We’re all too familiar with the notch—the unsightly cut-in that graced many smartphones for years, like the iPhone X or the LG G7.
The notch has largely been replaced on today’s smartphones by floating punch-hole cameras that take up less space and look a little more futuristic, though notches are still prevalent on some laptops, like Apple’s MacBooks.
On the iPhone, Apple calls its floating pill-shaped camera system the Dynamic Island, which debuted on the iPhone 14. The iPhone still has the largest camera cutout today, due to its Face ID biometric authentication system. (Barring Google Pixel phones, the vast majority of Android phones don’t offer a secure face authentication equivalent, so they don’t need a bulky camera cutout.) This island could get much smaller, however, thanks to new under-display camera technology announced at Display Week 2026 from Metalenz, a optics startup from Boston.
A Primer on Metasurfaces
Metalenz’s optical metasurfaces technology is a flat-lens system that uses a fraction of the space of traditional multi-lens elements in most smartphones. You can read more about it in our original coverage of the company here, but in short, instead of refracting light through multiple plastic or glass lens elements—which improves image clarity, corrects aberrations, and brings more light to the camera sensor—metasurfaces use a single lens with nanostructures to bend light rays toward the sensors.

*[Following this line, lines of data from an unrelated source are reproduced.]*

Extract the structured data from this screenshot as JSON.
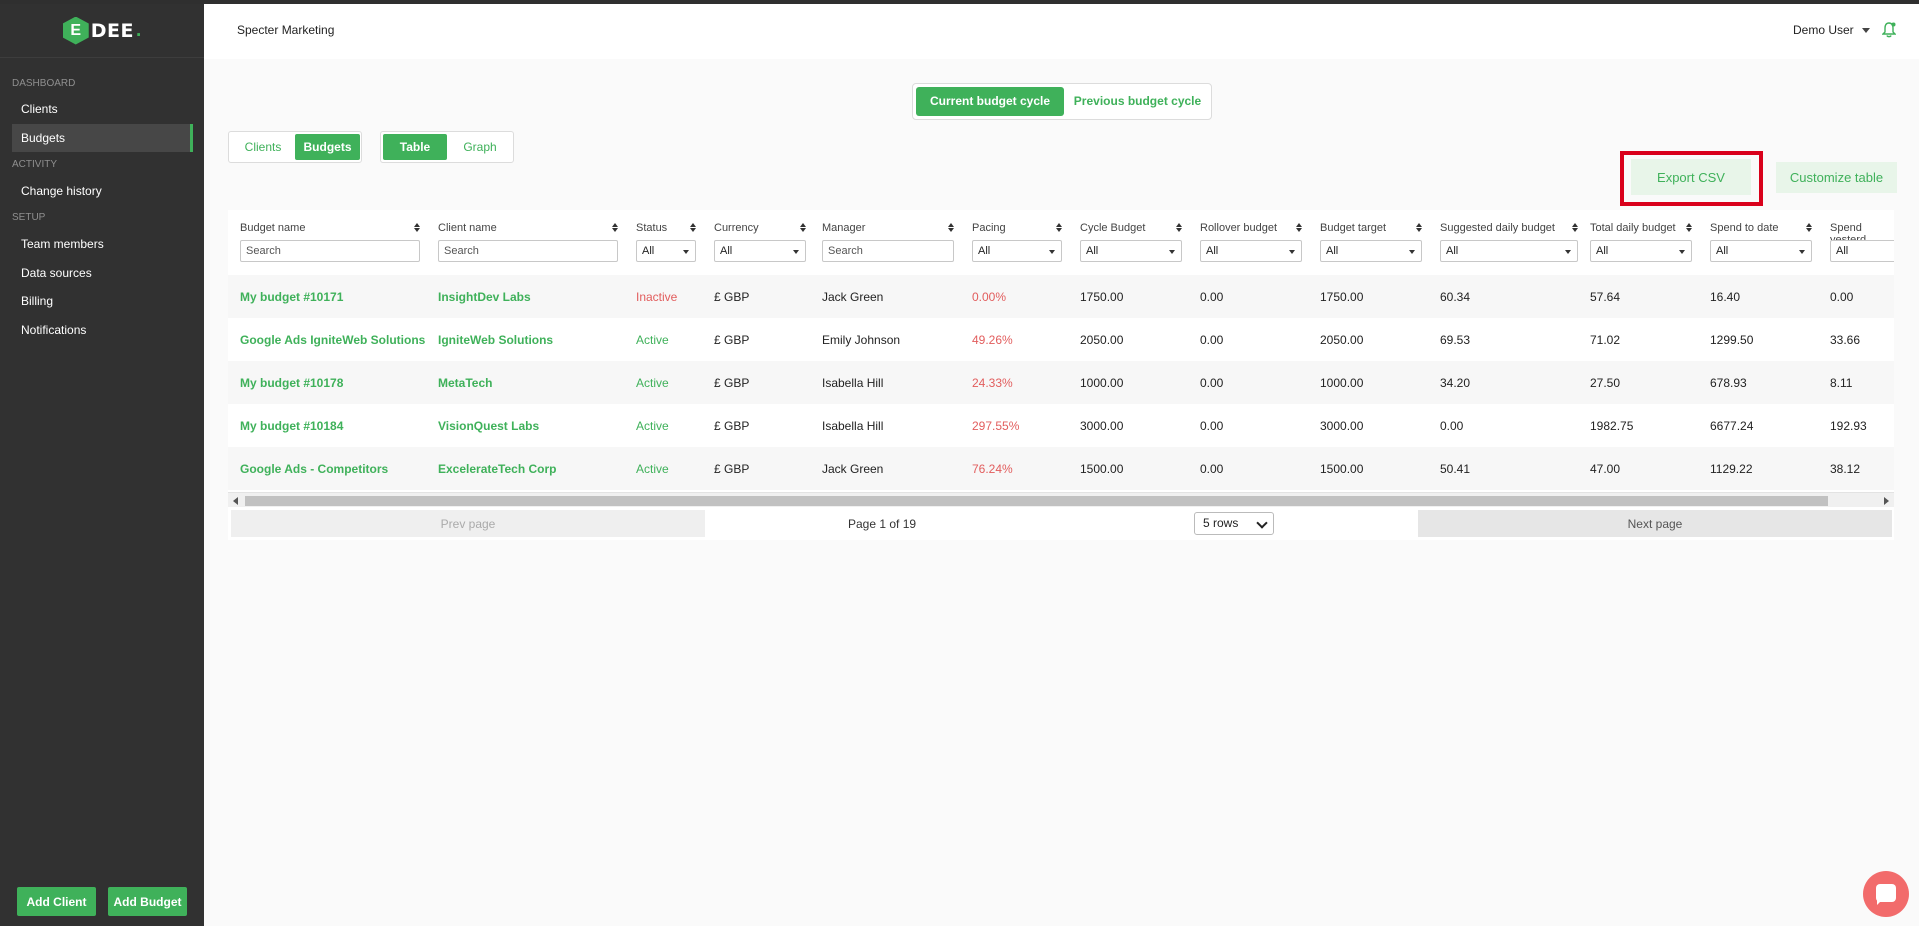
{
  "app": {
    "logo_letter": "E",
    "logo_text": "DEE",
    "logo_dot": ".",
    "brand_color": "#3fb15a"
  },
  "header": {
    "company": "Specter Marketing",
    "user": "Demo User",
    "bell_icon": "bell-icon"
  },
  "sidebar": {
    "sections": {
      "dashboard": "DASHBOARD",
      "activity": "ACTIVITY",
      "setup": "SETUP"
    },
    "items": [
      {
        "label": "Clients"
      },
      {
        "label": "Budgets",
        "active": true
      },
      {
        "label": "Change history"
      },
      {
        "label": "Team members"
      },
      {
        "label": "Data sources"
      },
      {
        "label": "Billing"
      },
      {
        "label": "Notifications"
      }
    ],
    "add_client": "Add Client",
    "add_budget": "Add Budget"
  },
  "cycle": {
    "current": "Current budget cycle",
    "previous": "Previous budget cycle",
    "selected": "current"
  },
  "view_toggle": {
    "clients": "Clients",
    "budgets": "Budgets",
    "table": "Table",
    "graph": "Graph"
  },
  "actions": {
    "export_csv": "Export CSV",
    "customize_table": "Customize table"
  },
  "table": {
    "columns": [
      {
        "label": "Budget name",
        "filter": "Search",
        "filter_type": "search"
      },
      {
        "label": "Client name",
        "filter": "Search",
        "filter_type": "search"
      },
      {
        "label": "Status",
        "filter": "All",
        "filter_type": "select"
      },
      {
        "label": "Currency",
        "filter": "All",
        "filter_type": "select"
      },
      {
        "label": "Manager",
        "filter": "Search",
        "filter_type": "search"
      },
      {
        "label": "Pacing",
        "filter": "All",
        "filter_type": "select"
      },
      {
        "label": "Cycle Budget",
        "filter": "All",
        "filter_type": "select"
      },
      {
        "label": "Rollover budget",
        "filter": "All",
        "filter_type": "select"
      },
      {
        "label": "Budget target",
        "filter": "All",
        "filter_type": "select"
      },
      {
        "label": "Suggested daily budget",
        "filter": "All",
        "filter_type": "select"
      },
      {
        "label": "Total daily budget",
        "filter": "All",
        "filter_type": "select"
      },
      {
        "label": "Spend to date",
        "filter": "All",
        "filter_type": "select"
      },
      {
        "label": "Spend yesterd",
        "filter": "All",
        "filter_type": "select"
      }
    ],
    "rows": [
      [
        "My budget #10171",
        "InsightDev Labs",
        "Inactive",
        "£ GBP",
        "Jack Green",
        "0.00%",
        "1750.00",
        "0.00",
        "1750.00",
        "60.34",
        "57.64",
        "16.40",
        "0.00"
      ],
      [
        "Google Ads IgniteWeb Solutions",
        "IgniteWeb Solutions",
        "Active",
        "£ GBP",
        "Emily Johnson",
        "49.26%",
        "2050.00",
        "0.00",
        "2050.00",
        "69.53",
        "71.02",
        "1299.50",
        "33.66"
      ],
      [
        "My budget #10178",
        "MetaTech",
        "Active",
        "£ GBP",
        "Isabella Hill",
        "24.33%",
        "1000.00",
        "0.00",
        "1000.00",
        "34.20",
        "27.50",
        "678.93",
        "8.11"
      ],
      [
        "My budget #10184",
        "VisionQuest Labs",
        "Active",
        "£ GBP",
        "Isabella Hill",
        "297.55%",
        "3000.00",
        "0.00",
        "3000.00",
        "0.00",
        "1982.75",
        "6677.24",
        "192.93"
      ],
      [
        "Google Ads - Competitors",
        "ExcelerateTech Corp",
        "Active",
        "£ GBP",
        "Jack Green",
        "76.24%",
        "1500.00",
        "0.00",
        "1500.00",
        "50.41",
        "47.00",
        "1129.22",
        "38.12"
      ]
    ]
  },
  "pagination": {
    "prev": "Prev page",
    "info": "Page 1 of 19",
    "rows": "5 rows",
    "next": "Next page"
  }
}
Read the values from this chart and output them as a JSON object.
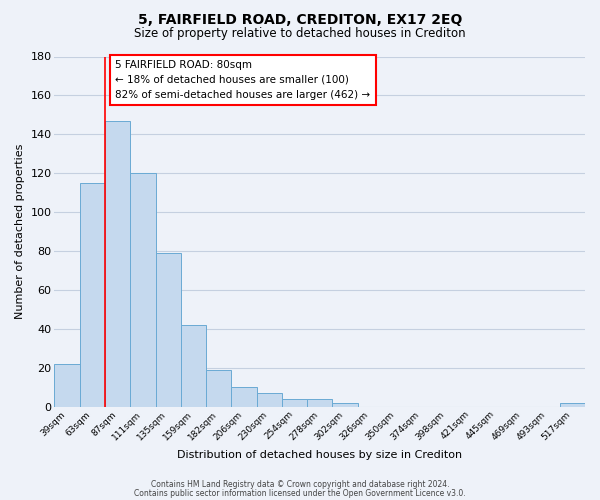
{
  "title1": "5, FAIRFIELD ROAD, CREDITON, EX17 2EQ",
  "title2": "Size of property relative to detached houses in Crediton",
  "xlabel": "Distribution of detached houses by size in Crediton",
  "ylabel": "Number of detached properties",
  "bin_labels": [
    "39sqm",
    "63sqm",
    "87sqm",
    "111sqm",
    "135sqm",
    "159sqm",
    "182sqm",
    "206sqm",
    "230sqm",
    "254sqm",
    "278sqm",
    "302sqm",
    "326sqm",
    "350sqm",
    "374sqm",
    "398sqm",
    "421sqm",
    "445sqm",
    "469sqm",
    "493sqm",
    "517sqm"
  ],
  "bar_heights": [
    22,
    115,
    147,
    120,
    79,
    42,
    19,
    10,
    7,
    4,
    4,
    2,
    0,
    0,
    0,
    0,
    0,
    0,
    0,
    0,
    2
  ],
  "bar_color": "#c5d9ee",
  "bar_edge_color": "#6aaad4",
  "ylim": [
    0,
    180
  ],
  "yticks": [
    0,
    20,
    40,
    60,
    80,
    100,
    120,
    140,
    160,
    180
  ],
  "property_line_label": "5 FAIRFIELD ROAD: 80sqm",
  "annotation_line1": "← 18% of detached houses are smaller (100)",
  "annotation_line2": "82% of semi-detached houses are larger (462) →",
  "footer1": "Contains HM Land Registry data © Crown copyright and database right 2024.",
  "footer2": "Contains public sector information licensed under the Open Government Licence v3.0.",
  "background_color": "#eef2f9",
  "plot_background": "#eef2f9",
  "grid_color": "#c5d0e0"
}
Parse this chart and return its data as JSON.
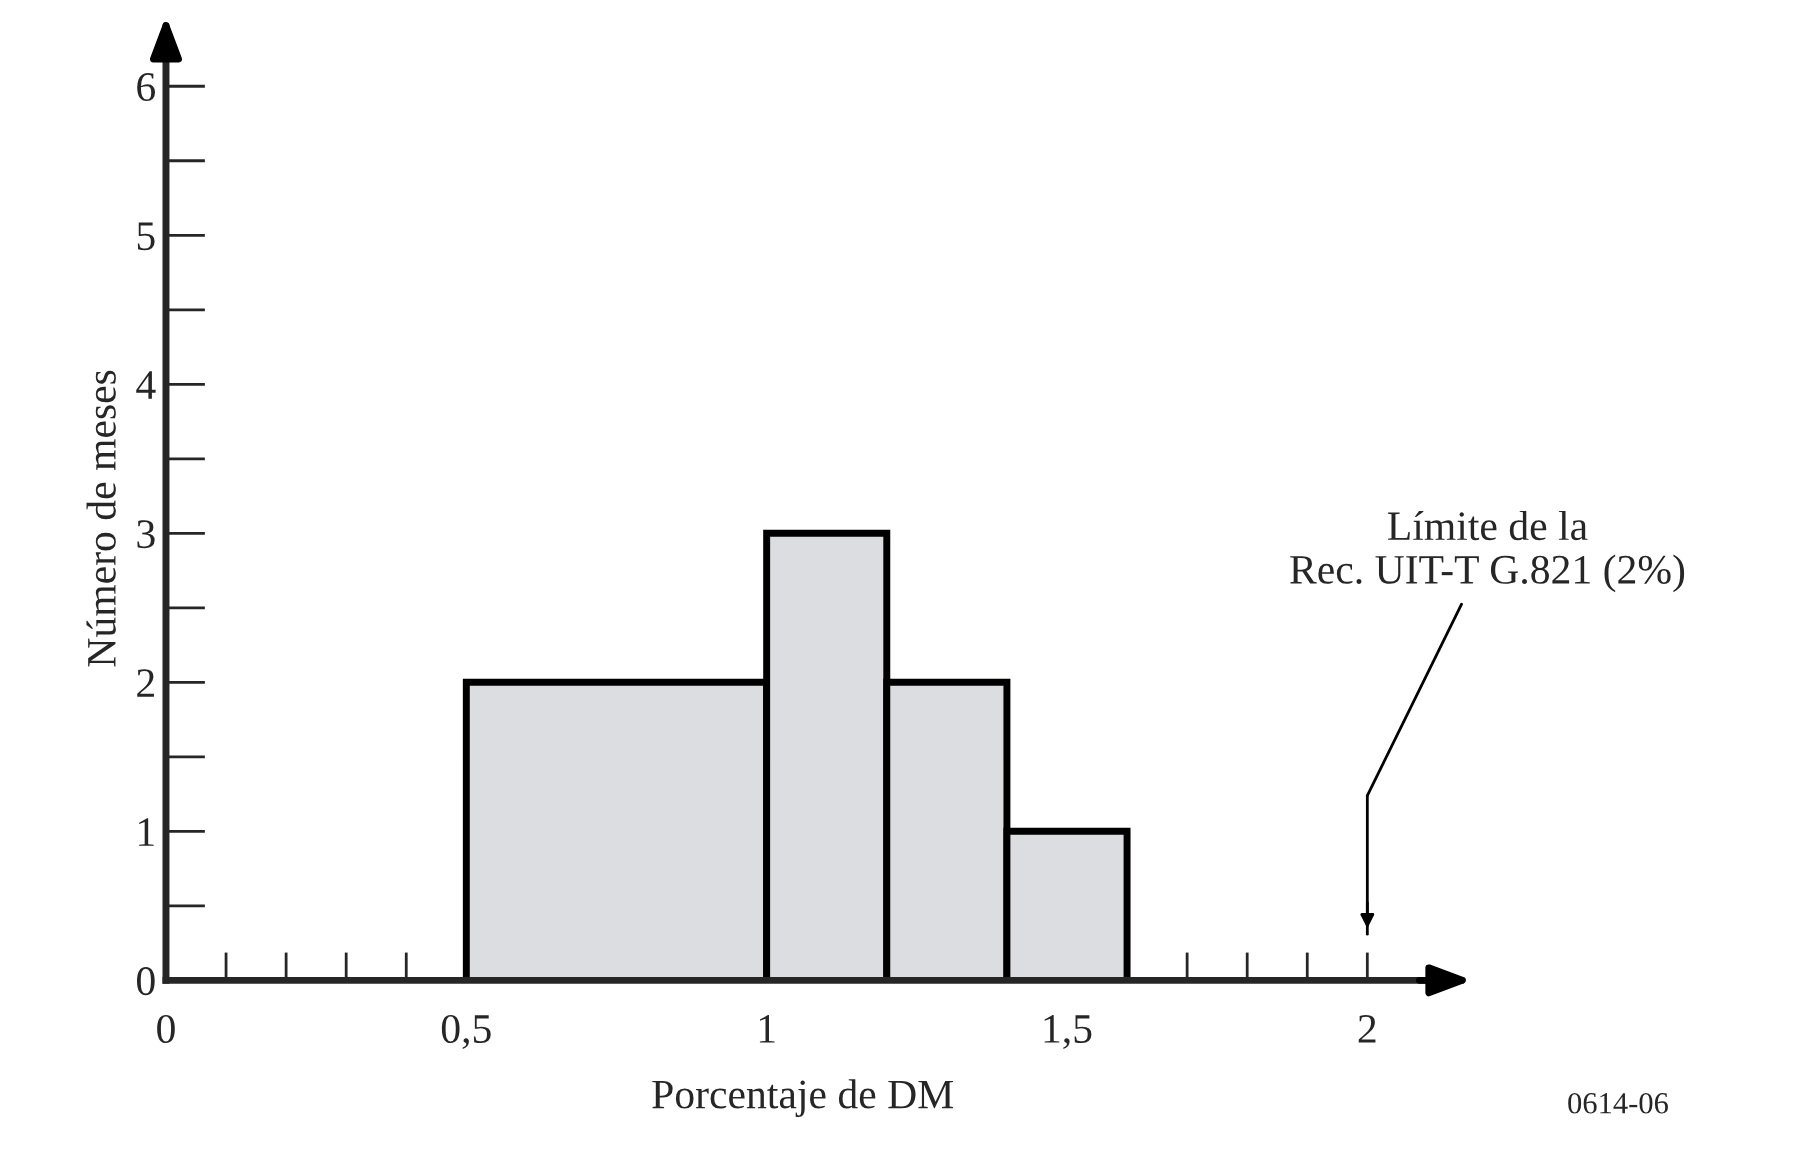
{
  "chart_data": {
    "type": "histogram",
    "bins": [
      0.5,
      1.0,
      1.2,
      1.4,
      1.6
    ],
    "values": [
      2,
      3,
      2,
      1
    ],
    "color": "#dcdde1",
    "xlabel": "Porcentaje de DM",
    "ylabel": "Número de meses",
    "xlim": [
      0,
      2.12
    ],
    "ylim": [
      0,
      6.2
    ],
    "xticks": [
      0,
      {
        "value": 0.5,
        "label": "0,5"
      },
      1,
      {
        "value": 1.5,
        "label": "1,5"
      },
      2
    ],
    "yticks": [
      0,
      1,
      2,
      3,
      4,
      5,
      6
    ],
    "ref_lines": [
      {
        "axis": "x",
        "value": 2,
        "label": "Límite de la\nRec. UIT-T G.821 (2%)"
      }
    ],
    "annotations": [
      "0614-06"
    ],
    "grid": false
  }
}
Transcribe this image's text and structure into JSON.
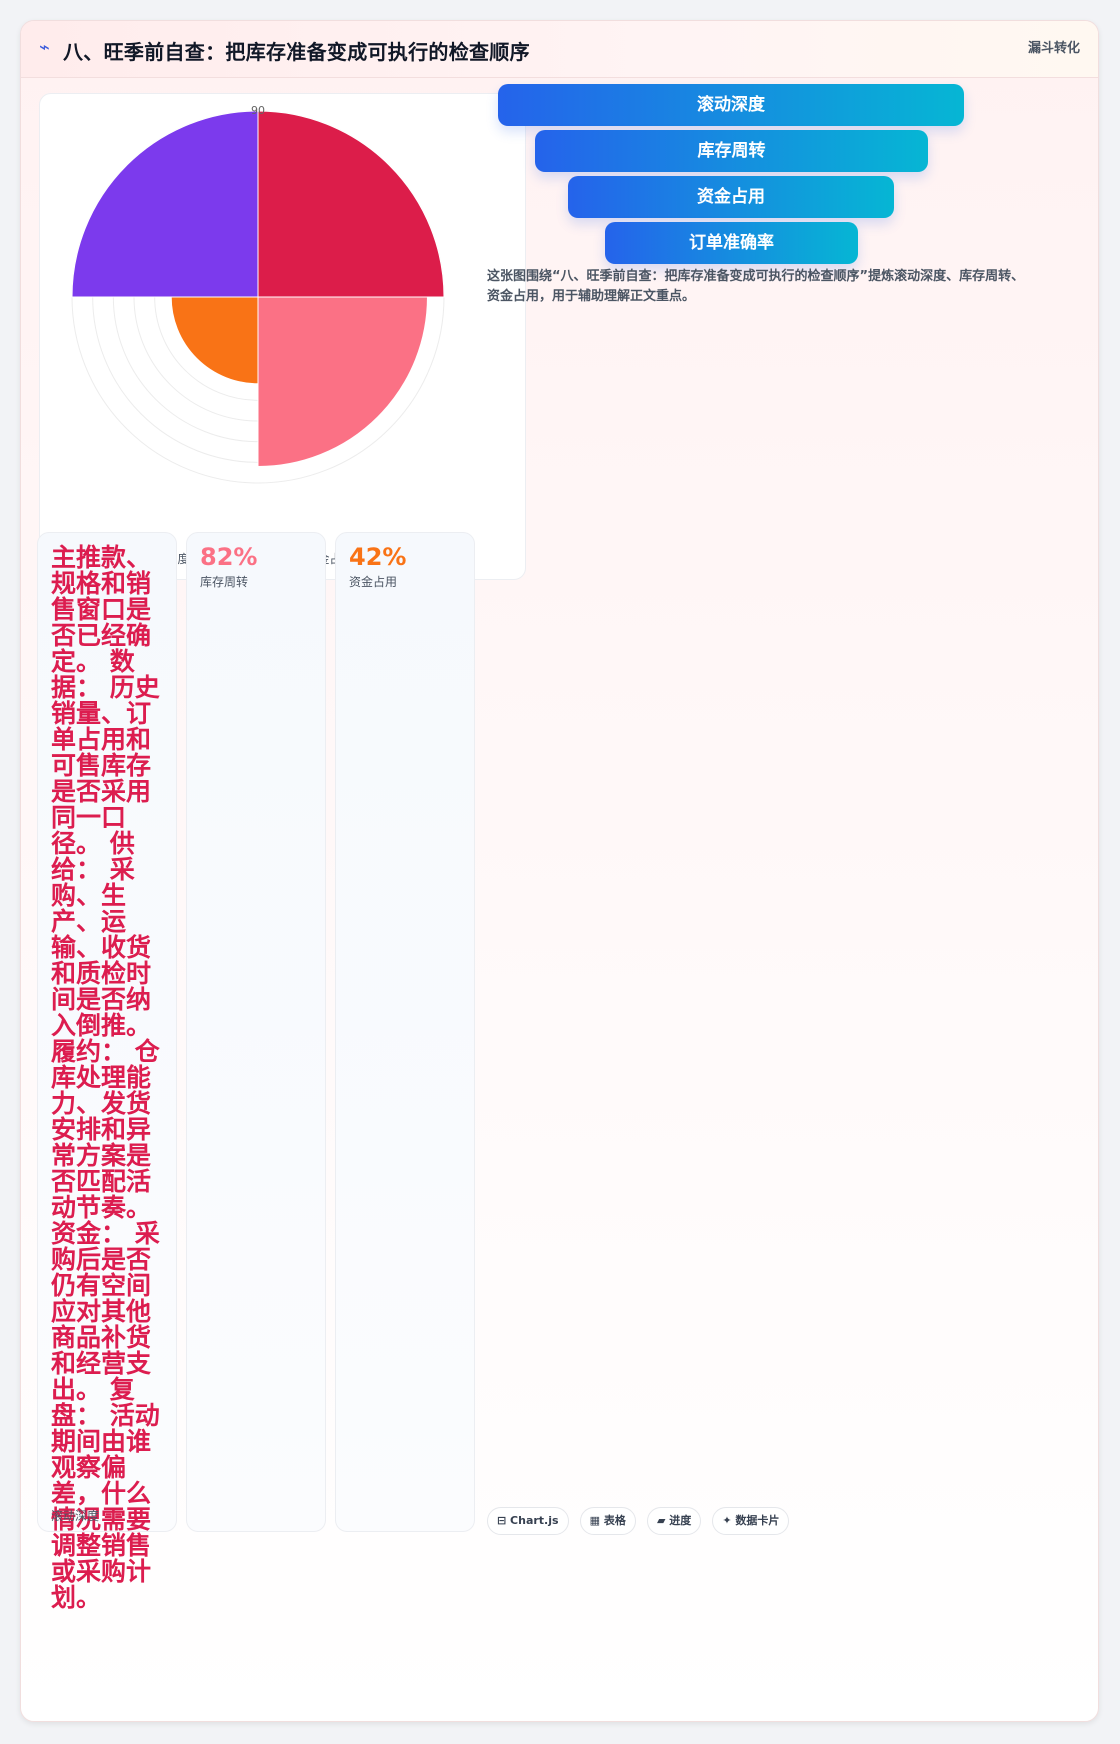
{
  "header": {
    "icon": "chart-line-icon",
    "title": "八、旺季前自查：把库存准备变成可执行的检查顺序",
    "badge": "漏斗转化"
  },
  "chart_data": {
    "type": "polarArea",
    "categories": [
      "滚动深度",
      "库存周转",
      "资金占用",
      "订单准确率"
    ],
    "values": [
      90,
      82,
      42,
      90
    ],
    "colors": [
      "#dc1d4a",
      "#fb7185",
      "#f97316",
      "#7c3aed"
    ],
    "r_max": 90,
    "tick_label": "90",
    "legend_position": "bottom"
  },
  "funnel": {
    "steps": [
      "滚动深度",
      "库存周转",
      "资金占用",
      "订单准确率"
    ]
  },
  "caption": "这张图围绕“八、旺季前自查：把库存准备变成可执行的检查顺序”提炼滚动深度、库存周转、资金占用，用于辅助理解正文重点。",
  "cards": [
    {
      "text": "主推款、规格和销售窗口是否已经确定。 数据： 历史销量、订单占用和可售库存是否采用同一口径。 供给： 采购、生产、运输、收货和质检时间是否纳入倒推。 履约： 仓库处理能力、发货安排和异常方案是否匹配活动节奏。 资金： 采购后是否仍有空间应对其他商品补货和经营支出。 复盘： 活动期间由谁观察偏差，什么情况需要调整销售或采购计划。",
      "label": "滚动深度",
      "color": "#dc1d4f"
    },
    {
      "value": "82%",
      "label": "库存周转",
      "color": "#fb7185"
    },
    {
      "value": "42%",
      "label": "资金占用",
      "color": "#f97316"
    }
  ],
  "tags": [
    "⊟ Chart.js",
    "▦ 表格",
    "▰ 进度",
    "✦ 数据卡片"
  ]
}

Metalenz says more than 300 million of its metasurfaces are already used in consumer devices today, replacing bulky traditional optics in time-of-flight sensors that capture depth information and assist with a camera’s autofocus.
The company also pioneered a method to use these metasurfaces to capture polarization data. When light hits an object with specific material properties, it creates a unique polarization signature. Light reflecting off black ice has a different polarization signature from light reflecting off the road. Using machine learning algorithms, this enables a system that can quickly identify black ice on the road and alert the driver.
Photograph: Courtesy of Metalenz
That’s why the company developed Polar ID, a facial authentication platform to rival Apple’s Face ID. With polarization data, its sensors can distinguish a real face from someone wearing an eerily accurate 3D mask of the same person, because the polarization information from light bouncing off a human’s skin is unique compared to light bouncing off the silicone of the mask. Yes, it’s even more secure than Google’s face unlock system on Pixels, which can be spoofed with a high-quality 3D mask.